Quickly gaining familiarity with the codebase was an initial hurdle to get over, but once I figured out exactly where I should be timing certain functions, the actual C++ code to write was mostly trivial. I had some bad memory accesses that were initially hard to debug, as the pointers were being passed around through multiple function calls and macros. Switching to auto-free pointers alleviated this issue.

Once the C++ changes were made, the script code had a much faster iteration process. One major problem I ran into was that the internal usernames of Reapers weren’t compatible with Python’s UTF-8 implementation, so I had to write a special case for Reaper runtimes to discard the names and just report the total.

Because a majority of what condor_diagnostics does is dictionary handling, creating generalized utility functions to map, zip, and reduce diff-dictionaries was an interesting challenge that I think resulted in more fluent code in the long run.

Project Vision

Greg’s ultimate vision for Schedd observability is being able to trace a Condor job system-wide and all of the observability benefits that accompany it. This project is focused on getting a per-machine breakdown of runtime information; distilling metrics further by job ID and having access points communicate this runtime information with each other is a logical next step towards this goal.

Project Deliverables

The main deliverable for this project is the condor_diagnostics script that is added to the bin directory. This Python script queries the Schedd periodically for runtime snapshots and “diffs” these snapshots together to paint a picture of the runtime composition of a given moment in time.

The console mode of the script was the first to be written, and displays a hierarchical overview of the runtime categories and the users within them, with color to highlight certain calls that take a high proportion of runtime. Many flags are included to tweak things like sample window, minimum print threshold, and parameterizing the weighted moving average. The graphical mode renders an interactive flame-graph of this data in a window, and otherwise is as configurable as the console mode.
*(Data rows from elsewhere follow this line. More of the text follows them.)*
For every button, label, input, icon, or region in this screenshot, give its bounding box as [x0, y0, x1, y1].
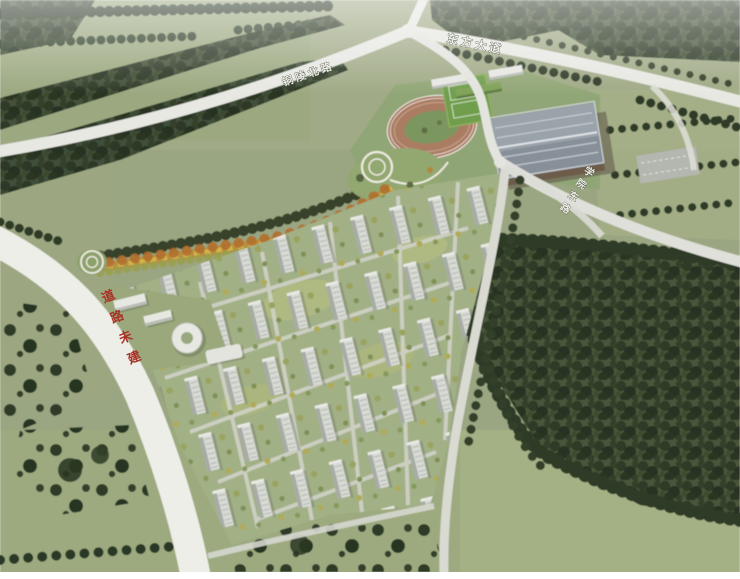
haze-overlay: [0, 0, 740, 95]
circular-plaza: [77, 249, 107, 275]
masterplan-scene: 铜陵北路 东方大道 学院东路 道路未建: [0, 0, 740, 579]
aerial-rendering-image: 铜陵北路 东方大道 学院东路 道路未建: [0, 0, 740, 579]
south-junction: [494, 156, 506, 168]
image-margin: [0, 572, 740, 579]
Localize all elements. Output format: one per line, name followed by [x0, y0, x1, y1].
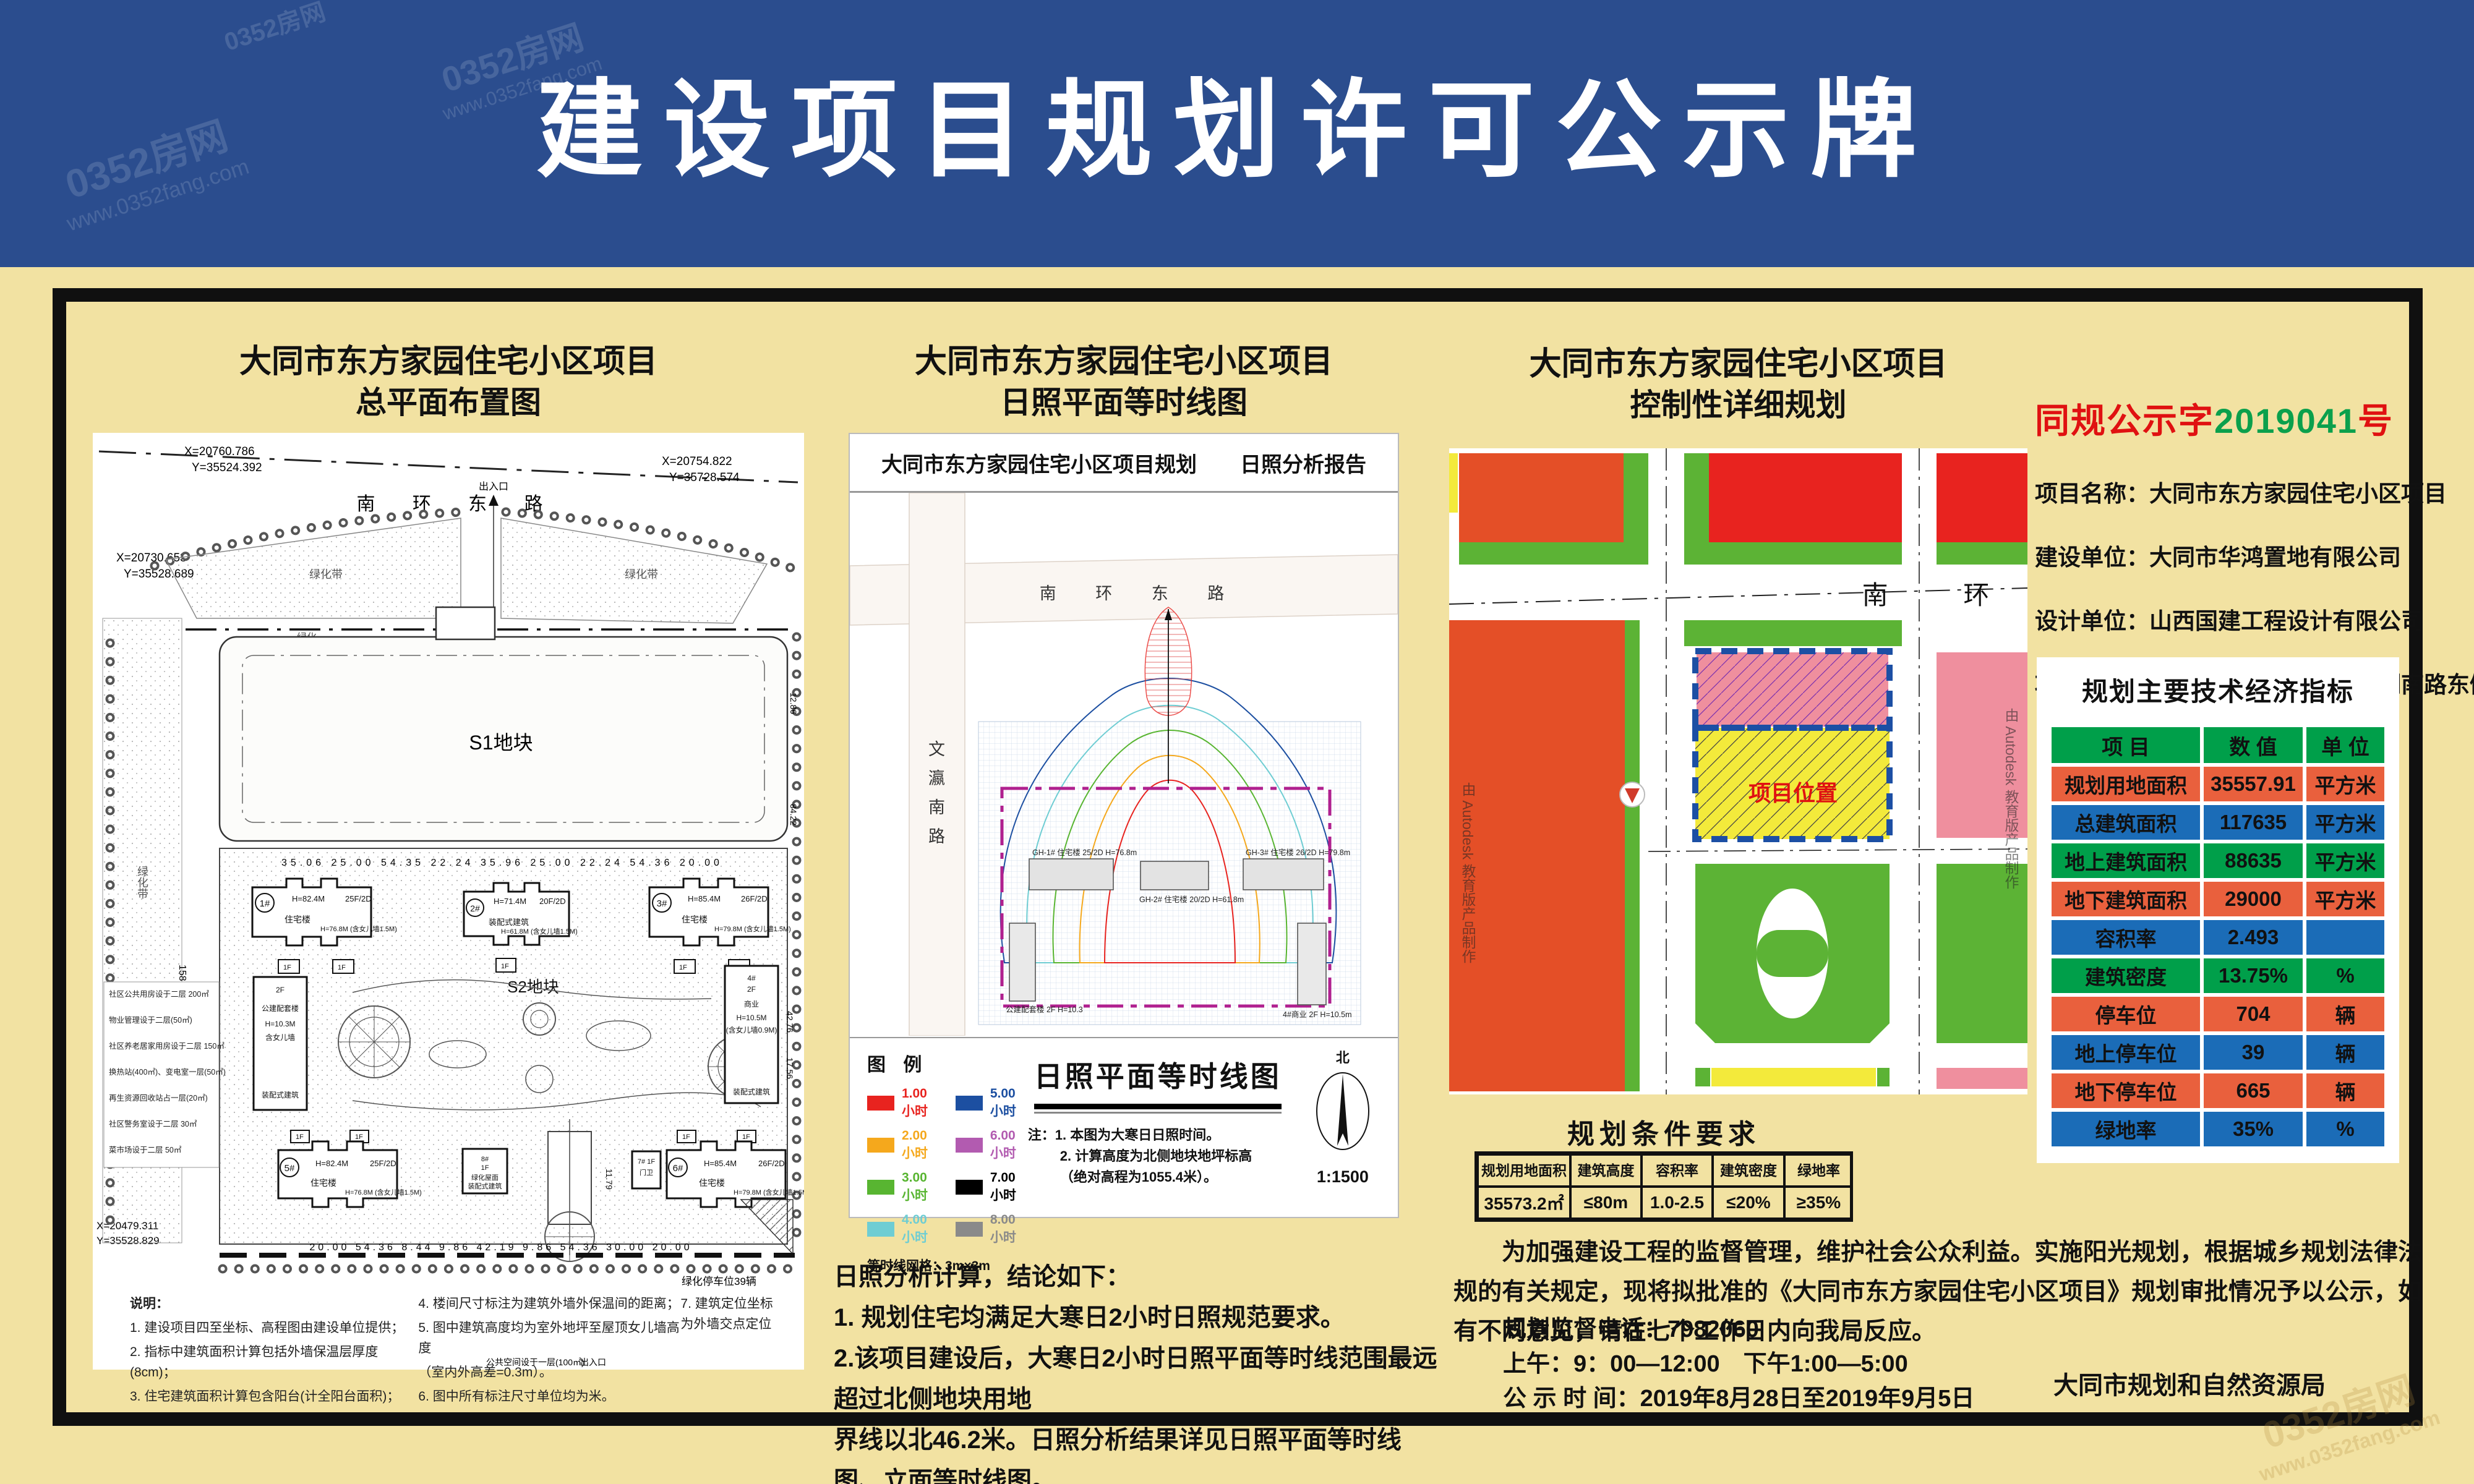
- indicator-row: 建筑密度13.75%%: [2052, 958, 2384, 993]
- conditions-value: 1.0-2.5: [1641, 1187, 1713, 1219]
- svg-text:H=10.3M: H=10.3M: [265, 1020, 295, 1028]
- legend-swatch: [956, 1180, 983, 1195]
- svg-text:社区公共用房设于二层 200㎡: 社区公共用房设于二层 200㎡: [109, 989, 209, 999]
- svg-text:住宅楼: 住宅楼: [699, 1178, 725, 1188]
- svg-text:1F: 1F: [481, 1164, 489, 1172]
- svg-text:绿化带: 绿化带: [136, 866, 148, 899]
- svg-text:2F: 2F: [747, 985, 756, 994]
- indicators-title: 规划主要技术经济指标: [2037, 657, 2399, 709]
- zoning-blocks-top: [1449, 453, 2027, 565]
- legend: 图 例 1.00 小时 2.00 小时 3.00 小时 4.00 小时 5.00…: [850, 1038, 1028, 1218]
- svg-text:(含女儿墙0.9M): (含女儿墙0.9M): [726, 1025, 777, 1034]
- project-site: 项目位置: [1684, 620, 1902, 839]
- svg-text:1F: 1F: [283, 964, 291, 971]
- svg-text:绿化屋面: 绿化屋面: [471, 1173, 499, 1182]
- road-label: 南 环: [1862, 581, 2024, 610]
- side-notes: 社区公共用房设于二层 200㎡ 物业管理设于二层(50㎡) 社区养老居家用房设于…: [104, 982, 226, 1167]
- legend-swatch: [956, 1096, 983, 1111]
- plan-notes: 说明： 1. 建设项目四至坐标、高程图由建设单位提供； 2. 指标中建筑面积计算…: [130, 1294, 785, 1410]
- svg-text:H=79.8M (含女儿墙1.5M): H=79.8M (含女儿墙1.5M): [734, 1188, 804, 1196]
- legend-swatch: [867, 1222, 894, 1237]
- conditions-header: 规划用地面积: [1478, 1154, 1570, 1187]
- svg-text:25F/2D: 25F/2D: [345, 894, 372, 903]
- legend-item: 5.00 小时: [956, 1086, 1028, 1120]
- sunshine-map: 南 环 东 路 文瀛南路: [850, 493, 1398, 1036]
- svg-text:1F: 1F: [355, 1133, 363, 1141]
- indicator-row: 地上停车位39辆: [2052, 1035, 2384, 1070]
- publicity-period: 公 示 时 间：2019年8月28日至2019年9月5日: [1503, 1379, 1974, 1413]
- indicator-row: 地上建筑面积88635平方米: [2052, 843, 2384, 878]
- svg-text:3#: 3#: [657, 898, 667, 909]
- svg-text:H=10.5M: H=10.5M: [736, 1013, 766, 1022]
- svg-text:再生资源回收站占一层(20㎡): 再生资源回收站占一层(20㎡): [109, 1093, 208, 1102]
- svg-text:Y=35524.392: Y=35524.392: [192, 461, 262, 474]
- green-parking-label: 绿化停车位39辆: [682, 1276, 756, 1287]
- indicators-table: 项 目数 值单 位 规划用地面积35557.91平方米 总建筑面积117635平…: [2052, 727, 2384, 1146]
- mid-section-title: 大同市东方家园住宅小区项目日照平面等时线图: [849, 341, 1399, 423]
- svg-text:6#: 6#: [673, 1163, 683, 1174]
- legend-swatch: [956, 1222, 983, 1237]
- svg-text:H=79.8M (含女儿墙1.5M): H=79.8M (含女儿墙1.5M): [714, 924, 791, 933]
- wheel-feature-icon: [338, 1006, 410, 1078]
- svg-text:1#: 1#: [260, 898, 270, 909]
- conditions-value: ≤20%: [1713, 1187, 1784, 1219]
- location-marker-icon: [1620, 782, 1645, 807]
- indicator-row: 规划用地面积35557.91平方米: [2052, 767, 2384, 801]
- svg-text:H=82.4M: H=82.4M: [292, 894, 325, 903]
- svg-text:H=85.4M: H=85.4M: [704, 1159, 737, 1168]
- svg-text:商业: 商业: [744, 999, 759, 1009]
- road-label: 南 环 东 路: [1040, 584, 1242, 603]
- svg-text:2F: 2F: [276, 986, 285, 994]
- sunshine-conclusions: 日照分析计算，结论如下： 1. 规划住宅均满足大寒日2小时日照规范要求。 2.该…: [834, 1256, 1440, 1484]
- conditions-table: 规划用地面积 建筑高度 容积率 建筑密度 绿地率 35573.2㎡ ≤80m 1…: [1475, 1151, 1853, 1222]
- indicator-row: 地下建筑面积29000平方米: [2052, 882, 2384, 916]
- svg-text:X=20754.822: X=20754.822: [662, 455, 732, 468]
- svg-text:装配式建筑: 装配式建筑: [262, 1090, 299, 1099]
- svg-text:由 Autodesk 教育版产品制作: 由 Autodesk 教育版产品制作: [2003, 708, 2019, 889]
- svg-text:H=71.4M: H=71.4M: [494, 897, 526, 906]
- svg-text:H=76.8M (含女儿墙1.5M): H=76.8M (含女儿墙1.5M): [320, 924, 397, 933]
- svg-text:由 Autodesk 教育版产品制作: 由 Autodesk 教育版产品制作: [1460, 782, 1476, 963]
- notice-board: 0352房网www.0352fang.com 0352房网www.0352fan…: [0, 0, 2474, 1484]
- permit-number: 同规公示字2019041号: [2035, 393, 2423, 443]
- legend-item: 4.00 小时: [867, 1213, 940, 1246]
- svg-text:H=82.4M: H=82.4M: [315, 1159, 348, 1168]
- public-building: 2F 公建配套楼 H=10.3M 含女儿墙 装配式建筑: [254, 977, 307, 1110]
- right-section-title: 大同市东方家园住宅小区项目控制性详细规划: [1449, 344, 2027, 425]
- indicator-row: 总建筑面积117635平方米: [2052, 805, 2384, 840]
- legend-swatch: [867, 1096, 894, 1111]
- svg-text:公建配套楼: 公建配套楼: [262, 1004, 299, 1013]
- legend-swatch: [956, 1138, 983, 1153]
- svg-text:GH-2# 住宅楼 20/2D H=61.8m: GH-2# 住宅楼 20/2D H=61.8m: [1139, 895, 1244, 904]
- svg-text:S2地块: S2地块: [507, 978, 559, 996]
- conditions-value: ≤80m: [1570, 1187, 1641, 1219]
- svg-text:菜市场设于二层 50㎡: 菜市场设于二层 50㎡: [109, 1145, 182, 1154]
- svg-text:20F/2D: 20F/2D: [539, 897, 566, 906]
- conditions-value: ≥35%: [1784, 1187, 1853, 1219]
- svg-text:社区警务室设于二层 30㎡: 社区警务室设于二层 30㎡: [109, 1119, 197, 1128]
- svg-text:26F/2D: 26F/2D: [741, 894, 768, 903]
- legend-item: 7.00 小时: [956, 1171, 1028, 1204]
- dim-label: 84.22: [789, 804, 798, 825]
- svg-text:S1地块: S1地块: [469, 731, 533, 754]
- info-row: 设计单位：山西国建工程设计有限公司: [2035, 602, 2431, 636]
- indicators-header-row: 项 目数 值单 位: [2052, 727, 2384, 763]
- svg-text:H=85.4M: H=85.4M: [688, 894, 721, 903]
- svg-text:8#: 8#: [481, 1156, 489, 1163]
- svg-text:1F: 1F: [501, 963, 509, 970]
- svg-text:住宅楼: 住宅楼: [285, 915, 310, 924]
- dim-row: 35.06 25.00 54.35 22.24 35.96 25.00 22.2…: [281, 858, 723, 868]
- svg-text:17.56: 17.56: [785, 1057, 795, 1079]
- indicator-row: 停车位704辆: [2052, 997, 2384, 1031]
- svg-text:装配式建筑: 装配式建筑: [468, 1182, 502, 1190]
- svg-text:25F/2D: 25F/2D: [370, 1159, 396, 1168]
- svg-text:1F: 1F: [682, 1133, 690, 1141]
- road-label: 文瀛南路: [926, 740, 945, 856]
- svg-text:换热站(400㎡)、变电室一层(50㎡): 换热站(400㎡)、变电室一层(50㎡): [109, 1067, 226, 1077]
- building-8: 8# 1F 绿化屋面 装配式建筑: [463, 1149, 507, 1193]
- legend-swatch: [867, 1138, 894, 1153]
- diagram-title-block: 日照平面等时线图 注：1. 本图为大寒日日照时间。 2. 计算高度为北侧地块地坪…: [1028, 1038, 1288, 1218]
- svg-text:4#商业 2F H=10.5m: 4#商业 2F H=10.5m: [1283, 1010, 1352, 1019]
- page-title: 建设项目规划许可公示牌: [0, 43, 2474, 198]
- site-plan-drawing: 南 环 东 路 出入口 X=20760.786 Y=35524.392 X=20…: [93, 433, 804, 1370]
- svg-text:2#: 2#: [470, 903, 480, 913]
- building-7: 7# 1F 门卫: [632, 1151, 661, 1188]
- left-section-title: 大同市东方家园住宅小区项目总平面布置图: [93, 341, 804, 423]
- svg-text:1F: 1F: [338, 964, 346, 971]
- report-title-bar: 大同市东方家园住宅小区项目规划日照分析报告: [850, 434, 1398, 493]
- dim-label: 12.86: [789, 693, 798, 714]
- project-location-label: 项目位置: [1748, 780, 1838, 806]
- site-plan-panel: 南 环 东 路 出入口 X=20760.786 Y=35524.392 X=20…: [93, 433, 804, 1370]
- indicator-row: 绿地率35%%: [2052, 1112, 2384, 1146]
- svg-text:7# 1F: 7# 1F: [638, 1158, 655, 1166]
- supervision-phone: 规划监督电话：7982060: [1503, 1310, 1759, 1344]
- conditions-header: 建筑高度: [1570, 1154, 1641, 1187]
- svg-text:GH-3# 住宅楼 26/2D H=79.8m: GH-3# 住宅楼 26/2D H=79.8m: [1246, 848, 1350, 857]
- svg-text:11.79: 11.79: [604, 1169, 614, 1190]
- legend-item: 6.00 小时: [956, 1128, 1028, 1162]
- zoning-map: 南 环 项: [1449, 448, 2027, 1094]
- zoning-map-panel: 南 环 项: [1449, 448, 2027, 1094]
- svg-text:绿化带: 绿化带: [625, 568, 658, 581]
- svg-text:42.76: 42.76: [785, 1011, 795, 1033]
- info-row: 项目名称：大同市东方家园住宅小区项目: [2035, 475, 2431, 508]
- svg-text:1F: 1F: [296, 1133, 304, 1141]
- agency-name: 大同市规划和自然资源局: [2053, 1365, 2326, 1401]
- svg-text:X=20760.786: X=20760.786: [184, 445, 255, 458]
- svg-text:H=76.8M (含女儿墙1.5M): H=76.8M (含女儿墙1.5M): [345, 1188, 422, 1196]
- svg-text:住宅楼: 住宅楼: [310, 1178, 336, 1188]
- svg-text:1F: 1F: [679, 964, 687, 971]
- svg-text:物业管理设于二层(50㎡): 物业管理设于二层(50㎡): [109, 1015, 192, 1025]
- svg-text:5#: 5#: [285, 1163, 295, 1174]
- svg-text:含女儿墙: 含女儿墙: [265, 1033, 295, 1042]
- legend-item: 8.00 小时: [956, 1213, 1028, 1246]
- dim-row: 20.00 54.36 8.44 9.86 42.19 9.86 54.36 3…: [309, 1242, 692, 1253]
- legend-item: 1.00 小时: [867, 1086, 940, 1120]
- info-row: 建设单位：大同市华鸿置地有限公司: [2035, 539, 2431, 572]
- svg-text:社区养老居家用房设于二层 150㎡: 社区养老居家用房设于二层 150㎡: [109, 1041, 225, 1051]
- legend-item: 2.00 小时: [867, 1128, 940, 1162]
- svg-text:公建配套楼 2F H=10.3: 公建配套楼 2F H=10.3: [1006, 1005, 1083, 1014]
- sunshine-panel: 大同市东方家园住宅小区项目规划日照分析报告 南 环 东 路 文瀛南路: [849, 433, 1399, 1218]
- conditions-header: 建筑密度: [1713, 1154, 1784, 1187]
- svg-text:4#: 4#: [747, 974, 756, 983]
- svg-text:1F: 1F: [742, 1133, 750, 1141]
- conditions-value: 35573.2㎡: [1478, 1187, 1570, 1219]
- conditions-title: 规划条件要求: [1475, 1112, 1853, 1151]
- svg-text:住宅楼: 住宅楼: [682, 915, 708, 924]
- svg-text:GH-1# 住宅楼 25/2D H=76.8m: GH-1# 住宅楼 25/2D H=76.8m: [1032, 848, 1137, 857]
- entrance-label: 出入口: [479, 481, 508, 492]
- svg-text:26F/2D: 26F/2D: [758, 1159, 785, 1168]
- conditions-header: 绿地率: [1784, 1154, 1853, 1187]
- s1-block: S1地块: [220, 607, 787, 841]
- zoning-blocks-left: [1449, 620, 1645, 1091]
- legend-strip: 图 例 1.00 小时 2.00 小时 3.00 小时 4.00 小时 5.00…: [850, 1037, 1398, 1218]
- office-hours: 上午：9：00—12:00 下午1:00—5:00: [1503, 1344, 1908, 1378]
- header-band: 0352房网www.0352fang.com 0352房网www.0352fan…: [0, 0, 2474, 267]
- indicator-row: 地下停车位665辆: [2052, 1073, 2384, 1108]
- conditions-header: 容积率: [1641, 1154, 1713, 1187]
- compass-block: 北 1:1500: [1288, 1038, 1398, 1218]
- legend-item: 3.00 小时: [867, 1171, 940, 1204]
- legend-swatch: [867, 1180, 894, 1195]
- svg-text:H=61.8M (含女儿墙1.5M): H=61.8M (含女儿墙1.5M): [501, 927, 578, 936]
- svg-text:门卫: 门卫: [640, 1168, 653, 1177]
- svg-text:装配式建筑: 装配式建筑: [733, 1087, 770, 1096]
- indicator-row: 容积率2.493: [2052, 920, 2384, 955]
- north-compass-icon: [1309, 1067, 1377, 1159]
- svg-text:绿化带: 绿化带: [309, 568, 343, 581]
- indicators-panel: 规划主要技术经济指标 项 目数 值单 位 规划用地面积35557.91平方米 总…: [2037, 657, 2399, 1163]
- svg-text:装配式建筑: 装配式建筑: [489, 918, 529, 927]
- svg-text:Y=35728.574: Y=35728.574: [669, 471, 740, 484]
An additional phase of the project was creating a proof-of-concept for a pipeline that can transform the output of condor_diagnostics into a prometheus data format, then send it to Grafana for visualization. This was accomplished using a Docker-Compose stack that runs on an access point.

Project Outcome

The goal of “observability” is broad enough in scope that it is difficult to determine quantitatively what constitutes improvement, but it is now possible to connect to a Schedd by name, and determine:

What commands, timers or tasks are hogging the process
Who could be overloading the system with commands like watch condor_q
When problems occur (transiently? periodically?) using Grafana

There is also an opportunity to use this script to monitor “test suites” of jobs for performance bottlenecks and other improvements.

Lessons Learned

This project has taught me a lot about dealing with large codebases and the challenges that come with them. I had never seen so many macros in use before, and cataloging them in a notebook was invaluable in understanding what certain functions were actually doing under the syntax. Further, taking notes on sections of Schedd and DaemonCore code was invaluable for being able to chunk parts of the system in my head.

Per Greg’s reading list, I read “Fluent Python” throughout the process of writing condor_diagnostics and tried to actively implement what I read about. I noticed myself using list and dictionary comprehensions much more often, and I felt that this resulted in much more readable code.

In the second phase of the project, I learned a lot of Docker tidbits from tying everything together. I was functional with it before, but after debugging network and file system errors for a while I am much more confident in writing Dockerfiles in the future.

Project Material Links and Descriptions

condor_diagnostics_prometheus: The proof-of-concept Docker stack
https://www.brendangregg.com: The holy grail of performance monitoring
Category Theory For Programmers: Not used directly, but made me think a lot about reducing computation, types, and transformations to their purest form.